The damage in the Fraser Valley, east of Vancouver, is an estimated $74 million, primarily hitting homes and businesses, it said in a statement.
The B.C. government released a flood strategy in the aftermath of widespread flooding that devastated southwestern parts of the province in November 2021, but the bureau said it “remains underfunded.”
Just over four years later, in mid-December, floodwaters from Washington state again poured over the U.S. border into neighbourhoods and farm fields in Abbotsford, prompting evacuation orders and inundating poultry barns.
The insurance bureau called on the province to prioritize its flood strategy to better protect people, including funding for flood risk mapping, protective infrastructure and incentives to help households and businesses ready their properties.
Minister of Emergency Management Kelly Greene said in response that officials know people affected by the flooding in 2021 “continue to face challenges” and the province remains committed to helping them with recovery.

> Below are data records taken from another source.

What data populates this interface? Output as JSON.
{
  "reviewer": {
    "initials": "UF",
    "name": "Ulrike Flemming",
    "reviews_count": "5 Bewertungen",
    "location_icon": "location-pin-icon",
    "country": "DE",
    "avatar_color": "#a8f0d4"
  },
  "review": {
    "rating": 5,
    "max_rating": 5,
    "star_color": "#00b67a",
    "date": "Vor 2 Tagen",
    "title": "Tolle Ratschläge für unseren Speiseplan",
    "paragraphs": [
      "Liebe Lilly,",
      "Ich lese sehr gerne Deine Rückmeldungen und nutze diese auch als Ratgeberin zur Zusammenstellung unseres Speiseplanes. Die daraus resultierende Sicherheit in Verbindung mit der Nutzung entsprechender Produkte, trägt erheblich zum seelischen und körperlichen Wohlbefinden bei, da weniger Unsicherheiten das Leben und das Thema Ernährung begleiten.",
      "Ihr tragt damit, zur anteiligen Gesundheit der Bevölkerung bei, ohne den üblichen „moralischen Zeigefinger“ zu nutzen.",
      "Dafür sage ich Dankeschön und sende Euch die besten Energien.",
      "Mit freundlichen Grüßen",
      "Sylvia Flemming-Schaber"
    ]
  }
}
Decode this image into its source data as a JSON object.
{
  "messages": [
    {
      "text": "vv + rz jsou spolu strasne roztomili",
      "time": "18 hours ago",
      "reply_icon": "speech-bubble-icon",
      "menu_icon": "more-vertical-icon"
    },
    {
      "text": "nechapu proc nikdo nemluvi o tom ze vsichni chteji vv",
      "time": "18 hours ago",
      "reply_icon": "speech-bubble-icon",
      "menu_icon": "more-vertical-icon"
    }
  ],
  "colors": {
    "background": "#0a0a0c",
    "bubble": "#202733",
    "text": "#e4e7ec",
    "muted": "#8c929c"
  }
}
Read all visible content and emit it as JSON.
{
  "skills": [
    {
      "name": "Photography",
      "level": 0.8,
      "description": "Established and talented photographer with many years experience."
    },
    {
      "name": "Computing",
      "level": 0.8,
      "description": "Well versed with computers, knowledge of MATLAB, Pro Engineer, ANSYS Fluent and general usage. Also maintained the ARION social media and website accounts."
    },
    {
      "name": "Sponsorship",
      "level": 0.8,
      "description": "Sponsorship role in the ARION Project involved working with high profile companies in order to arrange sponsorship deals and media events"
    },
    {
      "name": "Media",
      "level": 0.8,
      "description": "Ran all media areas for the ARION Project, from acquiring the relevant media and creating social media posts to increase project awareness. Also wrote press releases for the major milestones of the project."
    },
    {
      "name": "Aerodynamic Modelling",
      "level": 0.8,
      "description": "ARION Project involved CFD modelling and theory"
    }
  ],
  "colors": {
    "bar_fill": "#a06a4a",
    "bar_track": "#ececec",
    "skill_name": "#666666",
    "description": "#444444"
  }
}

“Our government has been working closely with hard-hit communities including Abbotsford, Merritt and Princeton so people will be better protected from future flooding,” she said. “But we can’t do this work alone.”
Greene said Ottawa is a critical funding partner, “but so far has not joined B.C. in supporting these communities in their recovery efforts.”
The flooding in December underscores the urgency, she said.
Aaron Sutherland, the insurance bureau’s Pacific and Western vice president, said funding community resilience and damage prevention is more cost-effective than paying to rebuild after each disaster.
“By prioritizing risk reduction and mitigation, the government can increase the number of homeowners that have access to flood insurance, which provides much more robust support than the government disaster assistance that high-risk homeowners are forced to rely on today,” he said.